The father’s death became a turning point in Fyodor’s life. He was deeply grieving the loss. According to the writer’s daughter, it was then that the first symptoms of epilepsy appeared. According to another witness, almost overnight an easy-going frolic boy turned into an unsociable pensive young man.

In 1844 Dostoevsky retired fr om the military engineering service, and in 1845 completed his first novel, “Poor Folk”. The work on this novel had been a very tedious experience making Dostoyevsky doubt that it would be any success. He was even pondering a suicide if he failed with it. As he wrote to his brother, “I probably would hang myself if this affair of mine does not work out, ,…or, probably, go downright into the Neva, if I find no place for the novel.”

But contrary to the author’s fears, the novel was a loud success to the effect that Dostoevsky started to be spoken of as a new phenomenon in Russian literature. Nekrasov, having read the novel overnight, rushed to see Dostoevsky at four in the morning to express his admiration. Then, with the words, “A new Gogol has appeared!” he handed over the manuscript to Belinsky. The latter also read the novel without tearing himself away fr om the text.
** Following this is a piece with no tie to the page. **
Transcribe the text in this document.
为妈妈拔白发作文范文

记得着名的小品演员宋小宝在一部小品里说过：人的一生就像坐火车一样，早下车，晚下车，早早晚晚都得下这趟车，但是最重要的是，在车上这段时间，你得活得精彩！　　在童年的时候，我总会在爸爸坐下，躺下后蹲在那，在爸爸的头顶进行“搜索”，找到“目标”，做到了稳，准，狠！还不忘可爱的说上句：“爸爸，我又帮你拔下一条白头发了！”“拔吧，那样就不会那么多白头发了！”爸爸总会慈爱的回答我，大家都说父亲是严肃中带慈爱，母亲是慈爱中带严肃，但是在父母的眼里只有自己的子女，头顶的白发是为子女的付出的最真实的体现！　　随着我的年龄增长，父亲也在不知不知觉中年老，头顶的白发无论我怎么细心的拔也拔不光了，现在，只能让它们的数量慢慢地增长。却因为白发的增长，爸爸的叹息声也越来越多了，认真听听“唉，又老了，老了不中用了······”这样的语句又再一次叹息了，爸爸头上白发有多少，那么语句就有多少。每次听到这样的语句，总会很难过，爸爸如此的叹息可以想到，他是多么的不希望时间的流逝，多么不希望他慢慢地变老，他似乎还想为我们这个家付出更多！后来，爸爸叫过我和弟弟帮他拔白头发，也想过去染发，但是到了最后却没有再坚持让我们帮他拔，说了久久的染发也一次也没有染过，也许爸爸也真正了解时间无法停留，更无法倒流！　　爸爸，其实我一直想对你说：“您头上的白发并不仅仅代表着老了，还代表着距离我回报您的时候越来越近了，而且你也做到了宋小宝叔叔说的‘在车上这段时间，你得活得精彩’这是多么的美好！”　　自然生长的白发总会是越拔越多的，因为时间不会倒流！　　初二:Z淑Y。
He wanted to meet the author and asked Nekrasov: “Please bring him over right away!”

Belinsky made a striking impression on young Dostoevsky. Many years later, the writer himself admitted so, saying, “I found him to be an ardent socialist; the first subject he met me with was atheism…As a socialist he was to begin with deposing Christianity; he knew that revolution had to begin with atheism… But there remained the radiant person of Christ, who was extremely difficult to fight with. However, with his incessant, unquenchable enthusiasm, Belinsky would not be stopped even by this insurmountable obstacle…”

Under the influence of Belinsky Dostoevsky got interested in the ideas of socialism. He began to attend meetings of young freethinkers on Fridays at the house of Petrashevsky, an official of the Ministry of Foreign Affairs. A widely mixed public attended those meetings – from the utopian dreamers to the radical revolutionaries with a mind on a coup d’état and overthrow of the monarchy.
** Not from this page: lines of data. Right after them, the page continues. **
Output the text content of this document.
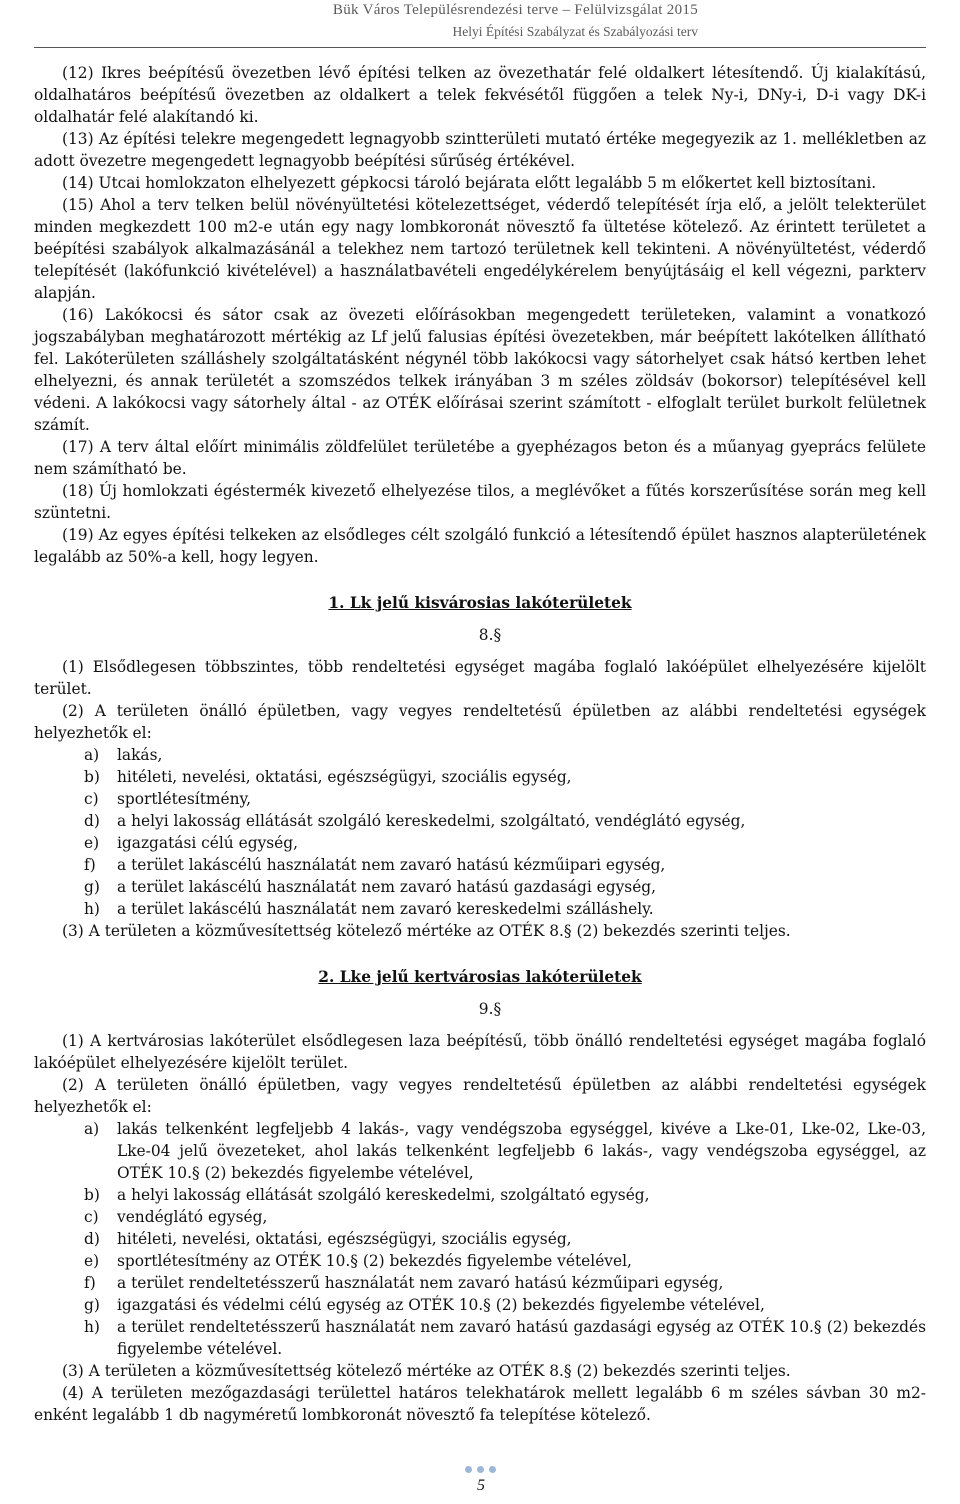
Bük Város Településrendezési terve – Felülvizsgálat 2015
Helyi Építési Szabályzat és Szabályozási terv
(12) Ikres beépítésű övezetben lévő építési telken az övezethatár felé oldalkert létesítendő. Új kialakítású, oldalhatáros beépítésű övezetben az oldalkert a telek fekvésétől függően a telek Ny-i, DNy-i, D-i vagy DK-i oldalhatár felé alakítandó ki.
(13) Az építési telekre megengedett legnagyobb szintterületi mutató értéke megegyezik az 1. mellékletben az adott övezetre megengedett legnagyobb beépítési sűrűség értékével.
(14) Utcai homlokzaton elhelyezett gépkocsi tároló bejárata előtt legalább 5 m előkertet kell biztosítani.
(15) Ahol a terv telken belül növényültetési kötelezettséget, véderdő telepítését írja elő, a jelölt telekterület minden megkezdett 100 m2-e után egy nagy lombkoronát növesztő fa ültetése kötelező. Az érintett területet a beépítési szabályok alkalmazásánál a telekhez nem tartozó területnek kell tekinteni. A növényültetést, véderdő telepítését (lakófunkció kivételével) a használatbavételi engedélykérelem benyújtásáig el kell végezni, parkterv alapján.
(16) Lakókocsi és sátor csak az övezeti előírásokban megengedett területeken, valamint a vonatkozó jogszabályban meghatározott mértékig az Lf jelű falusias építési övezetekben, már beépített lakótelken állítható fel. Lakóterületen szálláshely szolgáltatásként négynél több lakókocsi vagy sátorhelyet csak hátsó kertben lehet elhelyezni, és annak területét a szomszédos telkek irányában 3 m széles zöldsáv (bokorsor) telepítésével kell védeni. A lakókocsi vagy sátorhely által - az OTÉK előírásai szerint számított - elfoglalt terület burkolt felületnek számít.
(17) A terv által előírt minimális zöldfelület területébe a gyephézagos beton és a műanyag gyeprács felülete nem számítható be.
(18) Új homlokzati égéstermék kivezető elhelyezése tilos, a meglévőket a fűtés korszerűsítése során meg kell szüntetni.
(19) Az egyes építési telkeken az elsődleges célt szolgáló funkció a létesítendő épület hasznos alapterületének legalább az 50%-a kell, hogy legyen.
1. Lk jelű kisvárosias lakóterületek
8.§
(1) Elsődlegesen többszintes, több rendeltetési egységet magába foglaló lakóépület elhelyezésére kijelölt terület.
(2) A területen önálló épületben, vagy vegyes rendeltetésű épületben az alábbi rendeltetési egységek helyezhetők el:
a)	lakás,
b)	hitéleti, nevelési, oktatási, egészségügyi, szociális egység,
c)	sportlétesítmény,
d)	a helyi lakosság ellátását szolgáló kereskedelmi, szolgáltató, vendéglátó egység,
e)	igazgatási célú egység,
f)	a terület lakáscélú használatát nem zavaró hatású kézműipari egység,
g)	a terület lakáscélú használatát nem zavaró hatású gazdasági egység,
h)	a terület lakáscélú használatát nem zavaró kereskedelmi szálláshely.
(3) A területen a közművesítettség kötelező mértéke az OTÉK 8.§ (2) bekezdés szerinti teljes.
2. Lke jelű kertvárosias lakóterületek
9.§
(1) A kertvárosias lakóterület elsődlegesen laza beépítésű, több önálló rendeltetési egységet magába foglaló lakóépület elhelyezésére kijelölt terület.
(2) A területen önálló épületben, vagy vegyes rendeltetésű épületben az alábbi rendeltetési egységek helyezhetők el:
a)	lakás telkenként legfeljebb 4 lakás-, vagy vendégszoba egységgel, kivéve a Lke-01, Lke-02, Lke-03, Lke-04 jelű övezeteket, ahol lakás telkenként legfeljebb 6 lakás-, vagy vendégszoba egységgel, az OTÉK 10.§ (2) bekezdés figyelembe vételével,
b)	a helyi lakosság ellátását szolgáló kereskedelmi, szolgáltató egység,
c)	vendéglátó egység,
d)	hitéleti, nevelési, oktatási, egészségügyi, szociális egység,
e)	sportlétesítmény az OTÉK 10.§ (2) bekezdés figyelembe vételével,
f)	a terület rendeltetésszerű használatát nem zavaró hatású kézműipari egység,
g)	igazgatási és védelmi célú egység az OTÉK 10.§ (2) bekezdés figyelembe vételével,
h)	a terület rendeltetésszerű használatát nem zavaró hatású gazdasági egység az OTÉK 10.§ (2) bekezdés figyelembe vételével.
(3) A területen a közművesítettség kötelező mértéke az OTÉK 8.§ (2) bekezdés szerinti teljes.
(4) A területen mezőgazdasági területtel határos telekhatárok mellett legalább 6 m széles sávban 30 m2-enként legalább 1 db nagyméretű lombkoronát növesztő fa telepítése kötelező.
5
At one of such meetings Dostoevsky read out the ill-fated Belinsky’s letter to Gogol, in which Belinsky was denouncing the great writer for defending religion and the Orthodox Church. This episode became one of the main points of the accusation put forward against Dostoevsky when he, together with other members of the group, was arrested and imprisoned in the Peter and Paul Fortress.

The trial of the Petrashevtsy case lasted for eight months and ended with an accusatory verdict depriving the defendants of all the rights of a civil status and convicting them to an eight-year penal servitude in exile.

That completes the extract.